I decided to do this course after the stern warnings from the ranger at the foot of Cairngorm last month that I wasn't equipped for the terrain or conditions I had in mind. The company is Summitreks and I recommend the course for anyone who wants to indulge their love of the mountains all year round. If you're a 4 season walker it could genuinely save your life.
Clap Your Hands Say Yeah - The Cockpit, Leeds, Monday January 30
It's taken a long while to catch them live, but at last I have. And they're just as good as I'd hoped. You can keep your Coldplays and other artists who make their fortunes through 'fans' who buy about 3 CDs a year. Being in a room full of people enraptured by a band like this is where it's at for me.
Saturday January 14 - a walk just north of Helmsley
I'm 50 years and 1 day old. But the pill is greatly sweetened by being on the surprise birthday treat of a weekend break at the Black Swan hotel, in Helmsley, North Yorkshire. Our celebrations are blessed with perfect weather and the only brief fly in the ointment turns out to be a bunch of trigger-happy hunters. They spoil our lunch break somewhat by shooting into the trees we're sitting under so we're showered with shot intended for the hapless local pheasants. But it would take a lot more than that to spoil a perfect day like this.
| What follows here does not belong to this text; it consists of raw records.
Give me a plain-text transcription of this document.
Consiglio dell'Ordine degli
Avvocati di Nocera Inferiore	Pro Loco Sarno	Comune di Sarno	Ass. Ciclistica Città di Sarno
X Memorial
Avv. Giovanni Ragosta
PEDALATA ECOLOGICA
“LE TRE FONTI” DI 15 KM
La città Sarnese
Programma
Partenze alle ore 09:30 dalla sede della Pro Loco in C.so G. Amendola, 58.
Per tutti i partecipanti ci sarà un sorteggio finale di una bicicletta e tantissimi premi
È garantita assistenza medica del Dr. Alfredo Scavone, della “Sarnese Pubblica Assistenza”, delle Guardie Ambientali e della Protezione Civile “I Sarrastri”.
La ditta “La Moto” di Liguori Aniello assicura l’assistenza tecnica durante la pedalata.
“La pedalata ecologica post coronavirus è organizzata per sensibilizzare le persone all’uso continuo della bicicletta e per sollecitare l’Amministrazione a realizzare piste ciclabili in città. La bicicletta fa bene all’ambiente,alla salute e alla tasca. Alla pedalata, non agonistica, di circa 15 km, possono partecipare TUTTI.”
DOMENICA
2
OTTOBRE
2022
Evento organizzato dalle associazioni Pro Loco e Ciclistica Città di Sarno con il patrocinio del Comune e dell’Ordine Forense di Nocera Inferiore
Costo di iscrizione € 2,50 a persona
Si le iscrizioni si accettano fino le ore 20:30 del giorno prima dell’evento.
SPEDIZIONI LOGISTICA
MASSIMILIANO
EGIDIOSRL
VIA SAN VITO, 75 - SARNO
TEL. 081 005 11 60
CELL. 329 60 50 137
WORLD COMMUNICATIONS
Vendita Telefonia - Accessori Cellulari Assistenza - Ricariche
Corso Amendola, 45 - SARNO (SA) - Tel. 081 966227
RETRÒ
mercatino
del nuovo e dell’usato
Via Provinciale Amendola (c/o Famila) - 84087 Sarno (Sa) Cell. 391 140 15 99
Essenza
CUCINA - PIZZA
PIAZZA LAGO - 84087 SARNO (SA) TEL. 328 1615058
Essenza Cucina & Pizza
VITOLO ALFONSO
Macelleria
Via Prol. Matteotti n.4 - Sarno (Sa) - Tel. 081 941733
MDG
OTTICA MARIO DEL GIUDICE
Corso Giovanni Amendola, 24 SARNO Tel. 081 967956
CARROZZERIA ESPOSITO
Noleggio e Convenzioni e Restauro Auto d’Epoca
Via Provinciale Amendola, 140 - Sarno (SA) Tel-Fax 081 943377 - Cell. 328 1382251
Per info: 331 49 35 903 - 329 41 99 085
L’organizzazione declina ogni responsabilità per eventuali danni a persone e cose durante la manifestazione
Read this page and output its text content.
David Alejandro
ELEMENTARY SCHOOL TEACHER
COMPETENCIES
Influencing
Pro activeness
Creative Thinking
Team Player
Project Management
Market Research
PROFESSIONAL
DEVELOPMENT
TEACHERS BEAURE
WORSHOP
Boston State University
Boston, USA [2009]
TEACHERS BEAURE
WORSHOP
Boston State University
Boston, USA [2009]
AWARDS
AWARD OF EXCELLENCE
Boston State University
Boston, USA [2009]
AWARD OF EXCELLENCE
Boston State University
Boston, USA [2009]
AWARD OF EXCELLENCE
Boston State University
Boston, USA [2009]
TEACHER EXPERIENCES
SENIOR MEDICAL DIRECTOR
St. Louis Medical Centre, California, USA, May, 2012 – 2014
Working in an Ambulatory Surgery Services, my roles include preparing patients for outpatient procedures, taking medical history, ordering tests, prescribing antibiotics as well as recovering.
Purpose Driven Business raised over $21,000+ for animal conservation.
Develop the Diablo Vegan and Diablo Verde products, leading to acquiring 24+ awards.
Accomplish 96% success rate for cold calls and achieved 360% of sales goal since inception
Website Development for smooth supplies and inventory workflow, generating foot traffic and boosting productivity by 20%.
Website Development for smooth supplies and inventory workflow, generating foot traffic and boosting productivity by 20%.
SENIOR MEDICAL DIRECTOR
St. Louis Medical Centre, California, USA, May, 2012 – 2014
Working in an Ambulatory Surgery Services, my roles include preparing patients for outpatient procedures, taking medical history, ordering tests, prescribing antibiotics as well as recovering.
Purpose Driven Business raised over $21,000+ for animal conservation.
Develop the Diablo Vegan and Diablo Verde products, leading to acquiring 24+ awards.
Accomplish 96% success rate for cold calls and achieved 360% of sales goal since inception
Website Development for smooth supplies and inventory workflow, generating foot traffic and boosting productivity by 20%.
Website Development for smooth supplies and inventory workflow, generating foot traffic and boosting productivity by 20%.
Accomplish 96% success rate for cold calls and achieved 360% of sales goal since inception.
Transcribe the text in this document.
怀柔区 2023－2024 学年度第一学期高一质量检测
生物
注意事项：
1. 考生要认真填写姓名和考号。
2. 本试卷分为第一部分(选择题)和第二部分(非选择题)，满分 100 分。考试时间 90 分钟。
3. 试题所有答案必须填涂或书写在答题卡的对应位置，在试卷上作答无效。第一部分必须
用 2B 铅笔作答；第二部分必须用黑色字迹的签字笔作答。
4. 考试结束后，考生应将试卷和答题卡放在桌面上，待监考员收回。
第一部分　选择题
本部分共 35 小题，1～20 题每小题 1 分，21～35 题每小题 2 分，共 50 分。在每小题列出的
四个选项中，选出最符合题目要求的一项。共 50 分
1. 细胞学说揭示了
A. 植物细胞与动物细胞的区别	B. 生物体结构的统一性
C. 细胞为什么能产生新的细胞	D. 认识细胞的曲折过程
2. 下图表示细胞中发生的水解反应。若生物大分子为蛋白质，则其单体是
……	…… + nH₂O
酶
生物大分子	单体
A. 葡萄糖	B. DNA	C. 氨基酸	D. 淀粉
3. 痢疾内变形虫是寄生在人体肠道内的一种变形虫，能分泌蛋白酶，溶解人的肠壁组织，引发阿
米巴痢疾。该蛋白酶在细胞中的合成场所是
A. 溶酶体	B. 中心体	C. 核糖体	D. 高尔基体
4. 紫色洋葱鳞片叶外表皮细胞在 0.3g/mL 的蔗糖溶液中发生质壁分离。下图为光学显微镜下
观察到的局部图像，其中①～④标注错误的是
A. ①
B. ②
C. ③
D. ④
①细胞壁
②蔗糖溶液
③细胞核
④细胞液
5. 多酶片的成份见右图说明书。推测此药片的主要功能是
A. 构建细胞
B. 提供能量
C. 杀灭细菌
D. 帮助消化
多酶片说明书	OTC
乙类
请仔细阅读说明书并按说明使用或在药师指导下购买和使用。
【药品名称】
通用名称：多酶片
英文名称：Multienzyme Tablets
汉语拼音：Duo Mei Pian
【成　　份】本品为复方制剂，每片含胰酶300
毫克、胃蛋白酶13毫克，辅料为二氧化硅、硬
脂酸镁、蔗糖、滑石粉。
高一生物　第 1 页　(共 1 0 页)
Thursday January 5 - strolling north of Levens, Cumbria
After days of rain it feels good to step out into a classic winter sunshine afternoon, complete with near full moon. Just a few lovely hours of random strolling and just what days like this are made for. The Lyth Valley floor glitters with receding flood water. And the views across to Whitbarrow in the west and, further toward the north, The Old Man of Coniston, Great Gable and Scafell Pike are an inspiration for future days.
My plan is to ascend Cairngorm a day ahead of the forecast high winds. It seems a good idea since the Mountain Weather Information Service predicts wind here tomorrow that will make walking "impossible", with gusting to 130 mph. There's quite a bit of fresh snow and it looks like more may be due. I've read about the hazards - especially where snow cornices form near the edges of the summit plateau - I've got a map, compass, 2 GPS units and my crampons. I have all my emergency survival kit. I think I'm well prepared. The ranger I check in with at the start thinks otherwise. No ice axe. He strongly advises me to stay low and not attempt the summit. Reluctantly I decide to take his advice and set off into the snow, resigned to just absorbing the mood of the mountains and the wintry conditions for a few hours. It takes about 30 minutes to realise going high today would be out of the question. The wind is whipping up the powdery snow and savagely lashing my face to the extent that I simply cannot lift my head with my eyes open. Even without the stern warnings of the ranger my appetite for getting up to the full 4,084 feet has diminished to zero. Everyone I meet is bailing off the mountain except one party of Germans who seem intent on going all the way without even a map. I tell them not to go any higher and, about 100 metres further on, they too turn back. At times it's a near whiteout. I realise how disorientated you could get in these conditions, if your GPS signal is blocked by thick snowfall. A couple of hours in these conditions without goggles is more than enough for me and I'm content with a simple 'there & back' wander totalling no more than 4 miles.